Un discours évidemment bien accueilli par les autorités confessionnelles musulmanes : Dalil Boubakeur, recteur de la Grande Mosquée de Paris se réjouit ainsi de cette proposition qui apporterait « du confort aux musulmans dans leurs pratiques religieuses ». Sans surprise, les réactions restent pour le moins mesurées du côté de la hiérarchie catholique. Mgr Bernard Podvin, porte-parole de la Conférence des évêques de France, a assuré au micro d'Europe 1 que « les catholiques ne se sentent nullement propriétaires d'un calendrier », non sans préciser que « la République est laïque.
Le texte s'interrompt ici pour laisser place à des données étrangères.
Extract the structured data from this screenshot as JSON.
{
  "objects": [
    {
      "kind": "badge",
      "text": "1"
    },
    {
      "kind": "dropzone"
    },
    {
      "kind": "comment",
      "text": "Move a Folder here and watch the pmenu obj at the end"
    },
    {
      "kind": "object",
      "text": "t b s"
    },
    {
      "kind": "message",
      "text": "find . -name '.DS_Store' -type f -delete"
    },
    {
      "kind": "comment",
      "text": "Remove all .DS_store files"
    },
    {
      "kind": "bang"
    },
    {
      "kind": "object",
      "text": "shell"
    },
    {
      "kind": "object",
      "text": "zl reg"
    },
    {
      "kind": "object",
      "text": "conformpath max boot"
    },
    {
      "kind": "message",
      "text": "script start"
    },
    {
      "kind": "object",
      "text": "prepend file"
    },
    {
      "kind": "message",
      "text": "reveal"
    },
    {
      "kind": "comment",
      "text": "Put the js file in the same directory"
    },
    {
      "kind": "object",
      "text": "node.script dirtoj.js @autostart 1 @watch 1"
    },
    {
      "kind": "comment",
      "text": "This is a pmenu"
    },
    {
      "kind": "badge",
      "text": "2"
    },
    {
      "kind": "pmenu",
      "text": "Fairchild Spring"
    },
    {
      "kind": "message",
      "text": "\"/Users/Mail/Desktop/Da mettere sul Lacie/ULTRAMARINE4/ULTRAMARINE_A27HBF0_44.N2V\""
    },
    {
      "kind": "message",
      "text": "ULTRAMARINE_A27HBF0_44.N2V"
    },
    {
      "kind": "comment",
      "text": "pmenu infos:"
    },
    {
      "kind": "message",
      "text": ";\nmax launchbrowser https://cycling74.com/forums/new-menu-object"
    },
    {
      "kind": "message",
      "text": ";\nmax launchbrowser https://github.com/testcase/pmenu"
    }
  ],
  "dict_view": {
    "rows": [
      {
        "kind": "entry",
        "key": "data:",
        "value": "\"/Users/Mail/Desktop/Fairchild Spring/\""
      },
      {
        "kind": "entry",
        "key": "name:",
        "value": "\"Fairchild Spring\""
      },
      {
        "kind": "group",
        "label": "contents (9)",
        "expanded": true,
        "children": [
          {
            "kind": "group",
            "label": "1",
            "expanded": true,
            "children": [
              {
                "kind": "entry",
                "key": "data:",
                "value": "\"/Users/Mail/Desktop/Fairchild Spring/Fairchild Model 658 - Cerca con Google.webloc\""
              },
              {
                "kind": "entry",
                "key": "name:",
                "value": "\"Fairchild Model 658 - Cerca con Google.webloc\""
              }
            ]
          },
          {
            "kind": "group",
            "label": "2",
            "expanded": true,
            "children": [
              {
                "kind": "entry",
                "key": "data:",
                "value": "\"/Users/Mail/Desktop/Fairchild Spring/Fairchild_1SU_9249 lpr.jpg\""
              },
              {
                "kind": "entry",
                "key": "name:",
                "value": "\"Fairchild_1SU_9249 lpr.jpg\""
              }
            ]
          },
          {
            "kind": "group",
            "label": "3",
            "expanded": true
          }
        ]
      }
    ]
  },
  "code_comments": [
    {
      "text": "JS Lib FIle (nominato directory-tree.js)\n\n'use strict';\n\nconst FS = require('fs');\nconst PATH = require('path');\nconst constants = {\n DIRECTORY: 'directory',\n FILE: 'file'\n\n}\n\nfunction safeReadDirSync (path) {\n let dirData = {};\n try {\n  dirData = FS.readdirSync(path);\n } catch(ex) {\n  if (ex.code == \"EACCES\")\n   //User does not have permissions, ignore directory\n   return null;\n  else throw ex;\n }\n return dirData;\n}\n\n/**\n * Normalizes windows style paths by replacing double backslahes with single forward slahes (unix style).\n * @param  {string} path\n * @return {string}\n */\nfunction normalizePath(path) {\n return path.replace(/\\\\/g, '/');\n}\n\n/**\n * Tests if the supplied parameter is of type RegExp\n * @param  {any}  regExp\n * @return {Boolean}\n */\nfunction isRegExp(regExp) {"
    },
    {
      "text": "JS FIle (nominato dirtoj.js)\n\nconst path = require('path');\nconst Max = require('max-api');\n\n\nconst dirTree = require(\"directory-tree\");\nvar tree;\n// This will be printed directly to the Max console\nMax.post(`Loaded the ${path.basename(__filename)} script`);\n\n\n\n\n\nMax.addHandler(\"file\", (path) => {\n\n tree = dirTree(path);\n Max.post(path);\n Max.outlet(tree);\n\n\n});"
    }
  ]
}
C'est elle qui, en fonction du droit du travail, a posé les jours fériés. Nous sommes attachés à la signification religieuse, mais le respect de la diversité, c'est certainement une des sources de paix de la société ».

A bien des égards emblématique de la crise de sens qui, ces dernières décennies, affecte en profondeur la société française, cette initiative déconcertante, ainsi que les rares réactions auxquelles elle a donné lieu, doivent être dénoncées à plus d'un titre :

- devant observer, de manière générale, une stricte neutralité à l'égard des débats qui agitent la société française, le monde de l'entreprise ne doit pas être le théâtre de concessions ou de compromis, lesquels seraient, en l'espèce, consentis en violation du principe de laïcité qui impose de ne favoriser, dans le milieu professionnel, quelque forme de prosélytisme que ce soit ;

- la société française est gagnée par une sécularisation grandissante, phénomène majeur qui conduit notre pays à faire preuve en réalité d'une indifférence sélective à l'égard des religions, singulièrement au détriment de la religion catholique qui se voit peu à peu dépossédée de sa prééminence culturelle historique au profit de religions fraîchement implantées en France, particulièrement le culte musulman ;

- dans l'inévitable rapport de forces qui s'est ouvertement installé en France entre les différentes confessions religieuses, la lutte d'influence est manifestement inégale : devant la puissance montante d'un islam décomplexé et volontiers dominateur, la hiérarchie catholique semble vouloir adopter une attitude stérile qui oscille en permanence entre un attentisme frileux et une complaisance suicidaire, là où il lui faudrait faire preuve d'un esprit de discernement et d'une détermination sans faille à reconquérir les âmes de nos contemporains.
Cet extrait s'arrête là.